Ugh! I've had to deal with this in a situation where we needed two sensors to tell if an object was present or not, but there was only space for one. So we could tell if the payload was not present, but not if it was.
This meant that we would have to make assumptions like "you (other subsystem) say you had the payload and you gave it to me, and I believe you, but I can't prove that you did until much later in time."
And if it turns out that we weren't actually holding it, then recovering from that state required unwinding a whole series of decisions and actions made some time in the recent past.
Suffice to say, it made error handling for certain cases... challenging!
This was my first guess, although I do not have explicitly experience in life-or-death type of control systems. In such systems, does it make sense to have more than two states? Something like "open", "unknown but not open", "unknown but not closed", "unknown", "closed"? (Assuming that you have enough limit switches.)

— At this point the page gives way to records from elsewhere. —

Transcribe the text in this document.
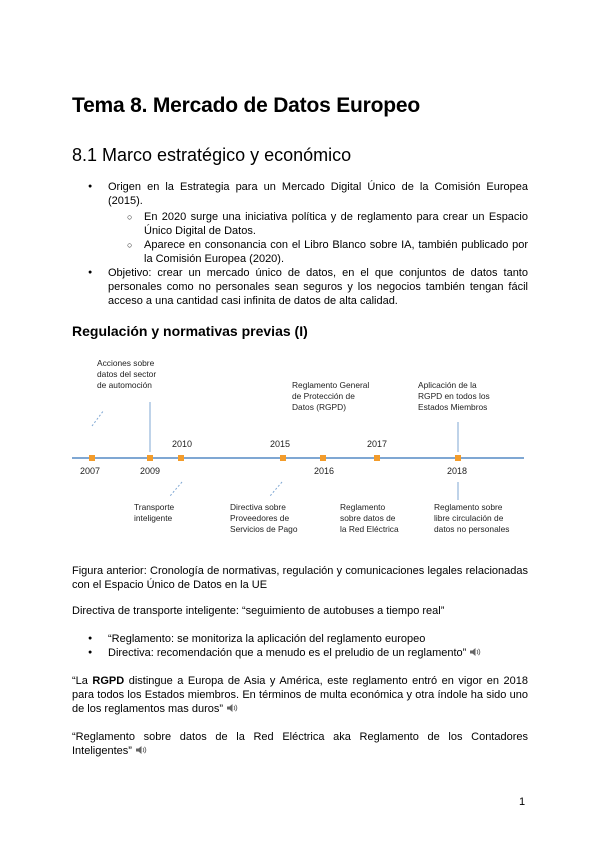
Tema 8. Mercado de Datos Europeo
8.1 Marco estratégico y económico
● Origen en la Estrategia para un Mercado Digital Único de la Comisión Europea (2015).
○ En 2020 surge una iniciativa política y de reglamento para crear un Espacio Único Digital de Datos.
○ Aparece en consonancia con el Libro Blanco sobre IA, también publicado por la Comisión Europea (2020).
● Objetivo: crear un mercado único de datos, en el que conjuntos de datos tanto personales como no personales sean seguros y los negocios también tengan fácil acceso a una cantidad casi infinita de datos de alta calidad.
Regulación y normativas previas (I)
2007	2009
2010	2015
2016
2017
2018
Acciones sobre datos del sector de automoción	Reglamento General de Protección de Datos (RGPD)
Aplicación de la RGPD en todos los Estados Miembros
Transporte inteligente
Directiva sobre Proveedores de Servicios de Pago
Reglamento sobre datos de la Red Eléctrica
Reglamento sobre libre circulación de datos no personales
Figura anterior: Cronología de normativas, regulación y comunicaciones legales relacionadas con el Espacio Único de Datos en la UE
Directiva de transporte inteligente: “seguimiento de autobuses a tiempo real”
● “Reglamento: se monitoriza la aplicación del reglamento europeo
● Directiva: recomendación que a menudo es el preludio de un reglamento”
“La RGPD distingue a Europa de Asia y América, este reglamento entró en vigor en 2018 para todos los Estados miembros. En términos de multa económica y otra índole ha sido uno de los reglamentos mas duros”
“Reglamento sobre datos de la Red Eléctrica aka Reglamento de los Contadores Inteligentes”
1
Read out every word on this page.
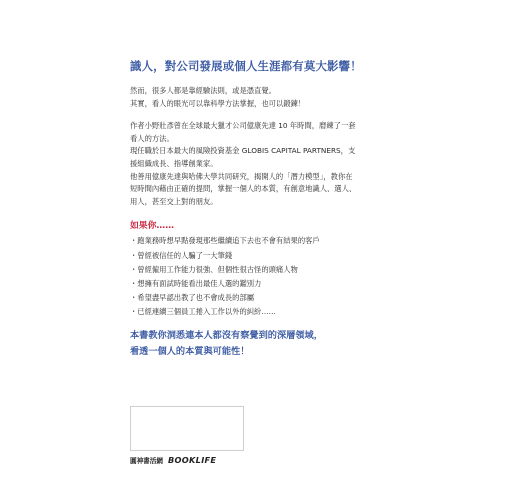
識人，對公司發展或個人生涯都有莫大影響！

然而，很多人都是靠經驗法則，或是憑直覺。

其實，看人的眼光可以靠科學方法掌握，也可以鍛鍊！

作者小野壯彥曾在全球最大獵才公司億康先達 10 年時間，磨練了一套

看人的方法。

現任職於日本最大的風險投資基金 GLOBIS CAPITAL PARTNERS，支

援組織成長、指導創業家。

他善用億康先達與哈佛大學共同研究，揭開人的「潛力模型」，教你在

短時間內藉由正確的提問，掌握一個人的本質，有創意地識人、選人、

用人，甚至交上對的朋友。

如果你……

・跑業務時想早點發現那些繼續追下去也不會有結果的客戶
・曾經被信任的人騙了一大筆錢
・曾經僱用工作能力很強、但個性很古怪的頭痛人物
・想擁有面試時能看出最佳人選的鑑別力
・希望盡早認出教了也不會成長的部屬
・已經連續三個員工捲入工作以外的糾紛……
本書教你洞悉連本人都沒有察覺到的深層領域，
看透一個人的本質與可能性！
圓神書活網 BOOKLIFE
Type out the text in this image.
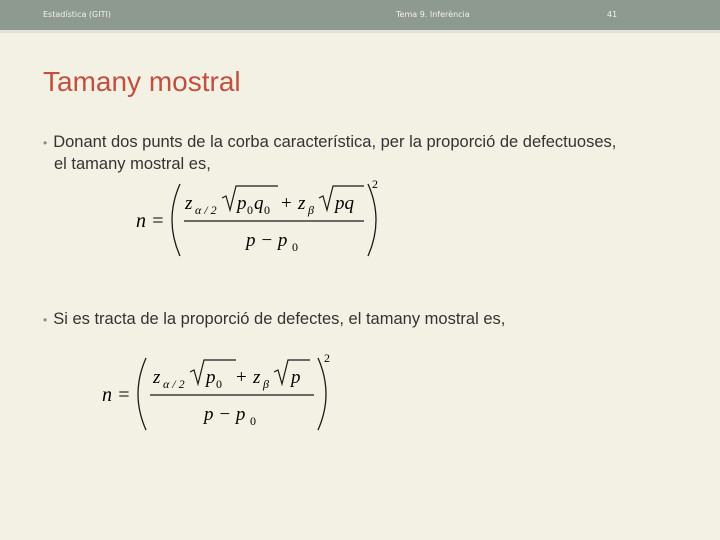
Estadística (GITI)	Tema 9. Inferència	41
Tamany mostral
• Donant dos punts de la corba característica, per la proporció de defectuoses,
el tamany mostral es,
n =
z α / 2 p 0 q 0 + z β pq
p − p 0
2
• Si es tracta de la proporció de defectes, el tamany mostral es,
n =
z α / 2 p 0 + z β p
p − p 0
2
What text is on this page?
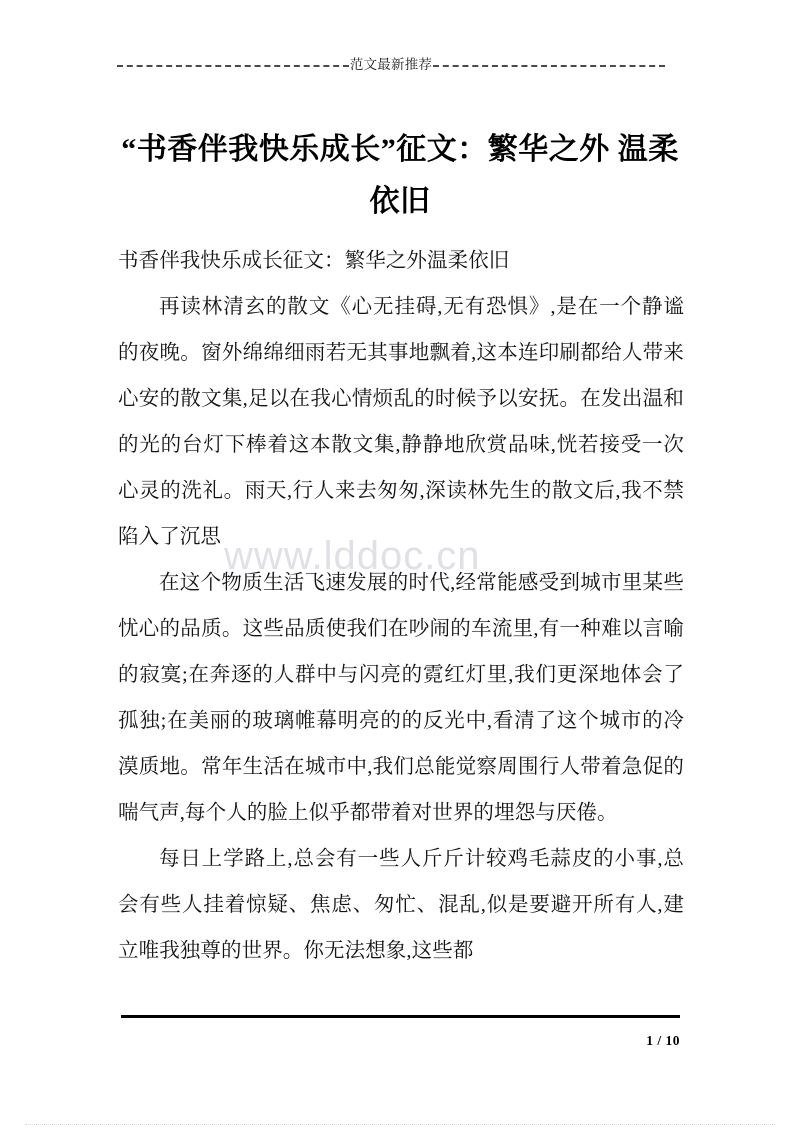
范文最新推荐
“书香伴我快乐成长”征文：繁华之外 温柔依旧

书香伴我快乐成长征文：繁华之外温柔依旧

再读林清玄的散文《心无挂碍,无有恐惧》,是在一个静谧的夜晚。窗外绵绵细雨若无其事地飘着,这本连印刷都给人带来心安的散文集,足以在我心情烦乱的时候予以安抚。在发出温和的光的台灯下棒着这本散文集,静静地欣赏品味,恍若接受一次心灵的洗礼。雨天,行人来去匆匆,深读林先生的散文后,我不禁陷入了沉思

在这个物质生活飞速发展的时代,经常能感受到城市里某些忧心的品质。这些品质使我们在吵闹的车流里,有一种难以言喻的寂寞;在奔逐的人群中与闪亮的霓红灯里,我们更深地体会了孤独;在美丽的玻璃帷幕明亮的的反光中,看清了这个城市的冷漠质地。常年生活在城市中,我们总能觉察周围行人带着急促的喘气声,每个人的脸上似乎都带着对世界的埋怨与厌倦。

每日上学路上,总会有一些人斤斤计较鸡毛蒜皮的小事,总会有些人挂着惊疑、焦虑、匆忙、混乱,似是要避开所有人,建立唯我独尊的世界。你无法想象,这些都

www.lddoc.cn
1 / 10
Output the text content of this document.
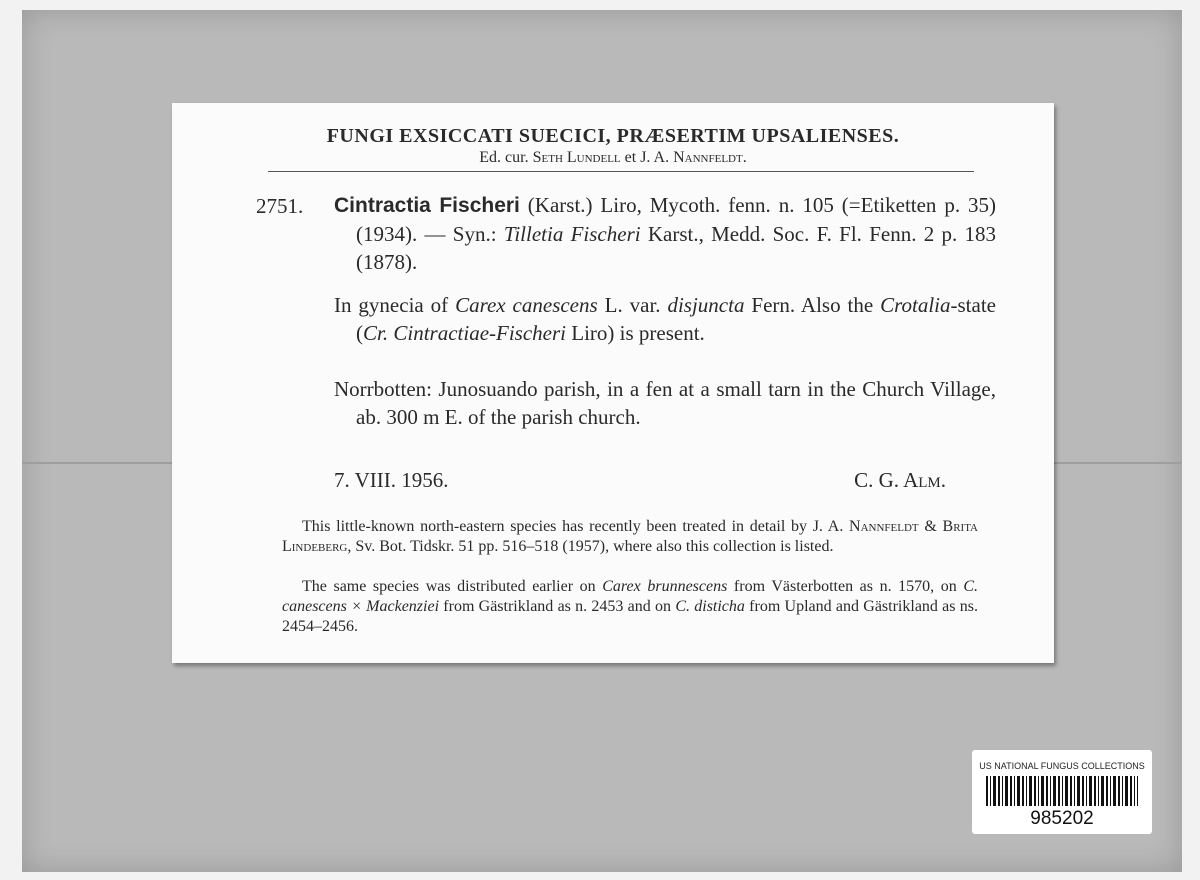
FUNGI EXSICCATI SUECICI, PRÆSERTIM UPSALIENSES.
Ed. cur. Seth Lundell et J. A. Nannfeldt.
2751. Cintractia Fischeri (Karst.) Liro, Mycoth. fenn. n. 105 (=Etiketten p. 35) (1934). — Syn.: Tilletia Fischeri Karst., Medd. Soc. F. Fl. Fenn. 2 p. 183 (1878).
In gynecia of Carex canescens L. var. disjuncta Fern. Also the Crotalia-state (Cr. Cintractiae-Fischeri Liro) is present.
Norrbotten: Junosuando parish, in a fen at a small tarn in the Church Village, ab. 300 m E. of the parish church.
7. VIII. 1956.	C. G. Alm.
This little-known north-eastern species has recently been treated in detail by J. A. Nannfeldt & Brita Lindeberg, Sv. Bot. Tidskr. 51 pp. 516–518 (1957), where also this collection is listed.
The same species was distributed earlier on Carex brunnescens from Västerbotten as n. 1570, on C. canescens × Mackenziei from Gästrikland as n. 2453 and on C. disticha from Upland and Gästrikland as ns. 2454–2456.
US NATIONAL FUNGUS COLLECTIONS
985202
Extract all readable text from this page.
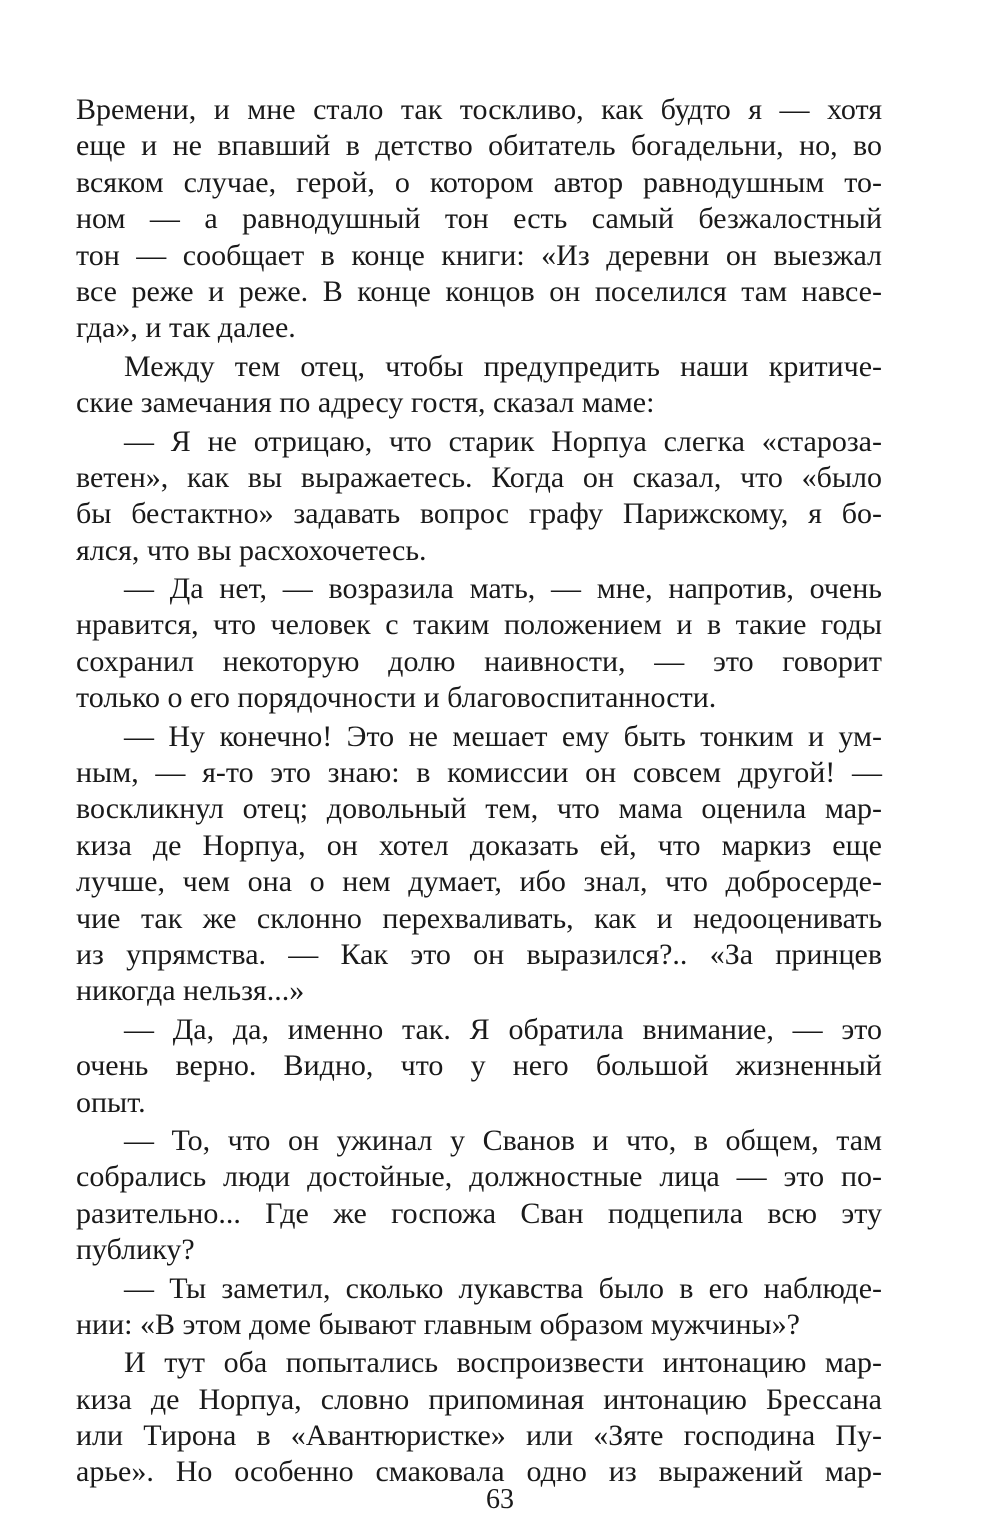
Времени, и мне стало так тоскливо, как будто я — хотя
еще и не впавший в детство обитатель богадельни, но, во
всяком случае, герой, о котором автор равнодушным то-
ном — а равнодушный тон есть самый безжалостный
тон — сообщает в конце книги: «Из деревни он выезжал
все реже и реже. В конце концов он поселился там навсе-
гда», и так далее.
Между тем отец, чтобы предупредить наши критиче-
ские замечания по адресу гостя, сказал маме:
— Я не отрицаю, что старик Норпуа слегка «староза-
ветен», как вы выражаетесь. Когда он сказал, что «было
бы бестактно» задавать вопрос графу Парижскому, я бо-
ялся, что вы расхохочетесь.
— Да нет, — возразила мать, — мне, напротив, очень
нравится, что человек с таким положением и в такие годы
сохранил некоторую долю наивности, — это говорит
только о его порядочности и благовоспитанности.
— Ну конечно! Это не мешает ему быть тонким и ум-
ным, — я-то это знаю: в комиссии он совсем другой! —
воскликнул отец; довольный тем, что мама оценила мар-
киза де Норпуа, он хотел доказать ей, что маркиз еще
лучше, чем она о нем думает, ибо знал, что добросерде-
чие так же склонно перехваливать, как и недооценивать
из упрямства. — Как это он выразился?.. «За принцев
никогда нельзя...»
— Да, да, именно так. Я обратила внимание, — это
очень верно. Видно, что у него большой жизненный
опыт.
— То, что он ужинал у Сванов и что, в общем, там
собрались люди достойные, должностные лица — это по-
разительно... Где же госпожа Сван подцепила всю эту
публику?
— Ты заметил, сколько лукавства было в его наблюде-
нии: «В этом доме бывают главным образом мужчины»?
И тут оба попытались воспроизвести интонацию мар-
киза де Норпуа, словно припоминая интонацию Брессана
или Тирона в «Авантюристке» или «Зяте господина Пу-
арье». Но особенно смаковала одно из выражений мар-
63
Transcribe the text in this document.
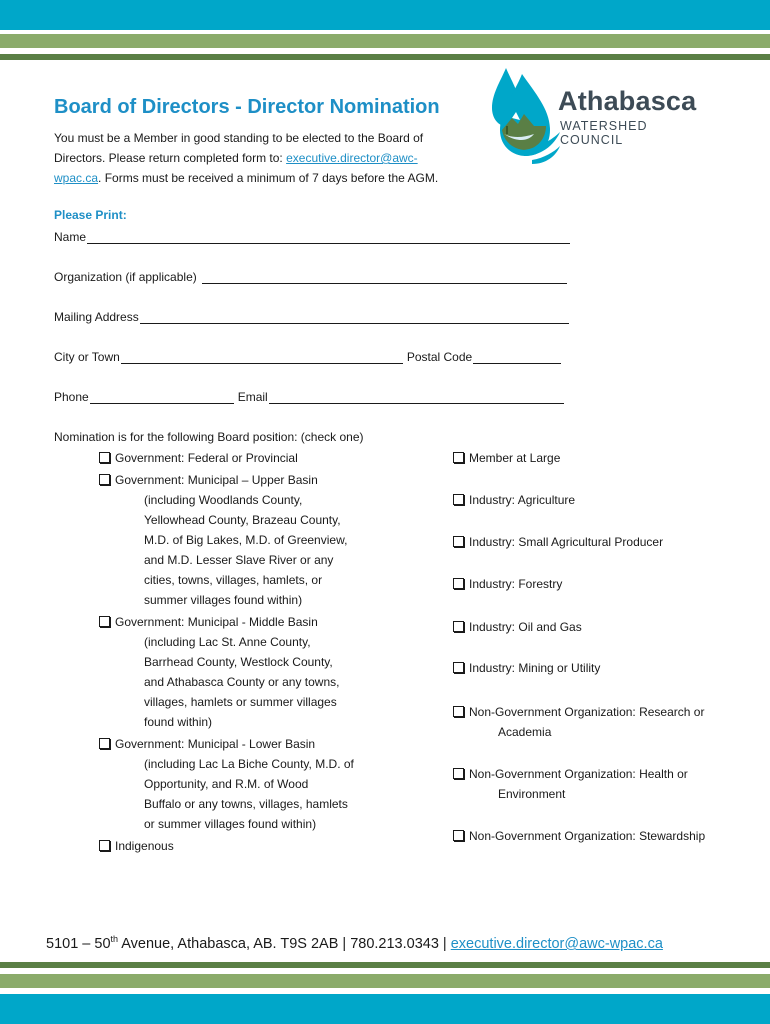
Athabasca
WATERSHED COUNCIL
Board of Directors - Director Nomination
You must be a Member in good standing to be elected to the Board of
Directors. Please return completed form to: executive.director@awc-
wpac.ca. Forms must be received a minimum of 7 days before the AGM.
Please Print:
Name
Organization (if applicable)
Mailing Address
City or Town	Postal Code
Phone	Email
Nomination is for the following Board position: (check one)
Government: Federal or Provincial
Government: Municipal – Upper Basin
(including Woodlands County,
Yellowhead County, Brazeau County,
M.D. of Big Lakes, M.D. of Greenview,
and M.D. Lesser Slave River or any
cities, towns, villages, hamlets, or
summer villages found within)
Government: Municipal - Middle Basin
(including Lac St. Anne County,
Barrhead County, Westlock County,
and Athabasca County or any towns,
villages, hamlets or summer villages
found within)
Government: Municipal - Lower Basin
(including Lac La Biche County, M.D. of
Opportunity, and R.M. of Wood
Buffalo or any towns, villages, hamlets
or summer villages found within)
Indigenous
Member at Large
Industry: Agriculture
Industry: Small Agricultural Producer
Industry: Forestry
Industry: Oil and Gas
Industry: Mining or Utility
Non-Government Organization: Research or
Academia
Non-Government Organization: Health or
Environment
Non-Government Organization: Stewardship
5101 – 50th Avenue, Athabasca, AB. T9S 2AB | 780.213.0343 | executive.director@awc-wpac.ca
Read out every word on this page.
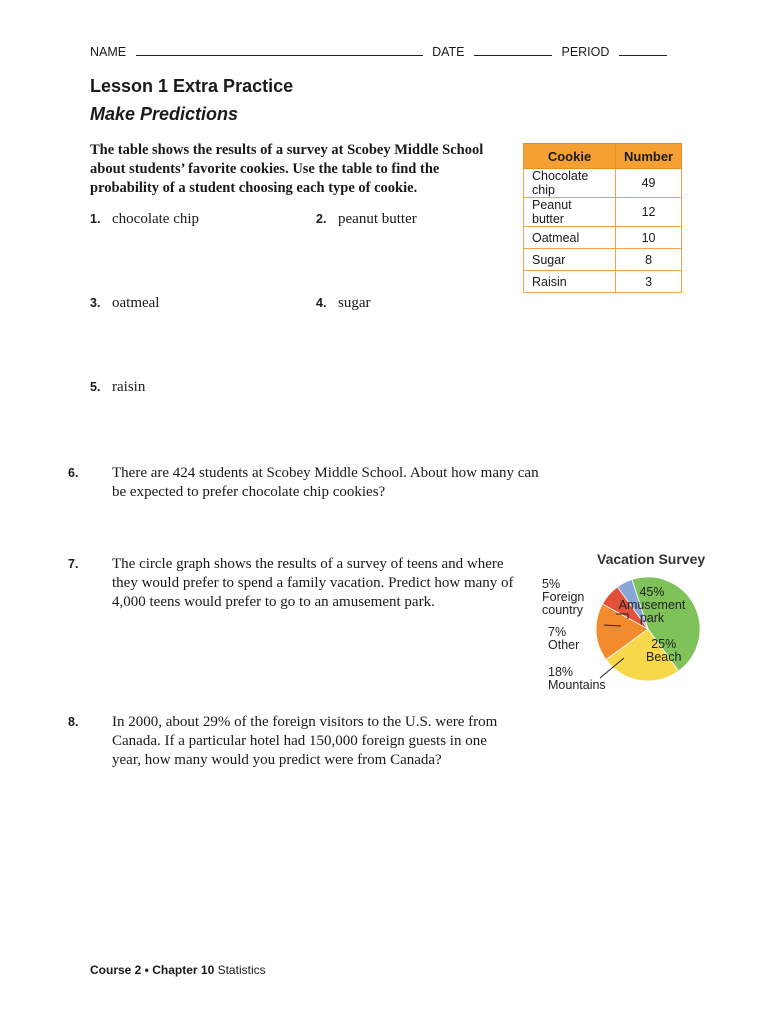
NAME	DATE	PERIOD
Lesson 1 Extra Practice
Make Predictions
The table shows the results of a survey at Scobey Middle School about students’ favorite cookies. Use the table to find the probability of a student choosing each type of cookie.
Cookie	Number
Chocolate chip	49
Peanut butter	12
Oatmeal	10
Sugar	8
Raisin	3
1. chocolate chip	2. peanut butter
3. oatmeal	4. sugar
5. raisin
6. There are 424 students at Scobey Middle School. About how many can be expected to prefer chocolate chip cookies?
7. The circle graph shows the results of a survey of teens and where they would prefer to spend a family vacation. Predict how many of 4,000 teens would prefer to go to an amusement park.
8. In 2000, about 29% of the foreign visitors to the U.S. were from Canada. If a particular hotel had 150,000 foreign guests in one year, how many would you predict were from Canada?
Vacation Survey
5%
Foreign country
45%
Amusement park
7%
Other	25%
Beach
18%
Mountains
Course 2 • Chapter 10 Statistics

That's exactly what you do. In all systems you should have two switches, and you annunciate on / off / travelling / error to the operator. Often you inherit something that doesn't have that.
In anything that really matters you have a continuous position transmitter instead of switches so your state is more obvious. In safety systems you might have 2 or 3 of those transmitters so you can have a backup or a vote
Certain controls -- like valves or vent dampers -- are not binary. Even if normal operation is either fully-closed or fully-open, it can technically be anywhere in between.
Having an absolute position sensor would tell you this, but is complex and expensive compared to having two binary state switches (fully-open vs fully-closed) which is also more expensive than a single state switch.
Probably in many cases it just isn't worth it to instrument beyond the single state, especially if the affect of the control is being monitored (eg: flow, temperature, power). However, communicating the state as accurately as possible is important to avoid confusion ("This valve says ON, so that's not the problem" vs "I can see this valve is NOT OFF, but let's double check it's fully-on?").
Guessing here: If you have a breaker switch after an additional switch, labelling the breaker with 'on/off' may be misleading as 'on' doesn't necessarily mean the connected device is powered. It may be off because the other switch is off.
Reading this post led to one of those moments of realization about "no shutdown" in Cisco IOS and similar environments.
The config file can't guarantee the interface will be up when it's loaded as that depends on external factors but it can guarantee the interface will not be shut down.
I've used "no shutdown" as an example of illogical UI for decades because it seems backwards as the user, especially when new to IOS and trying to learn by exploring, but from this perspective it makes sense.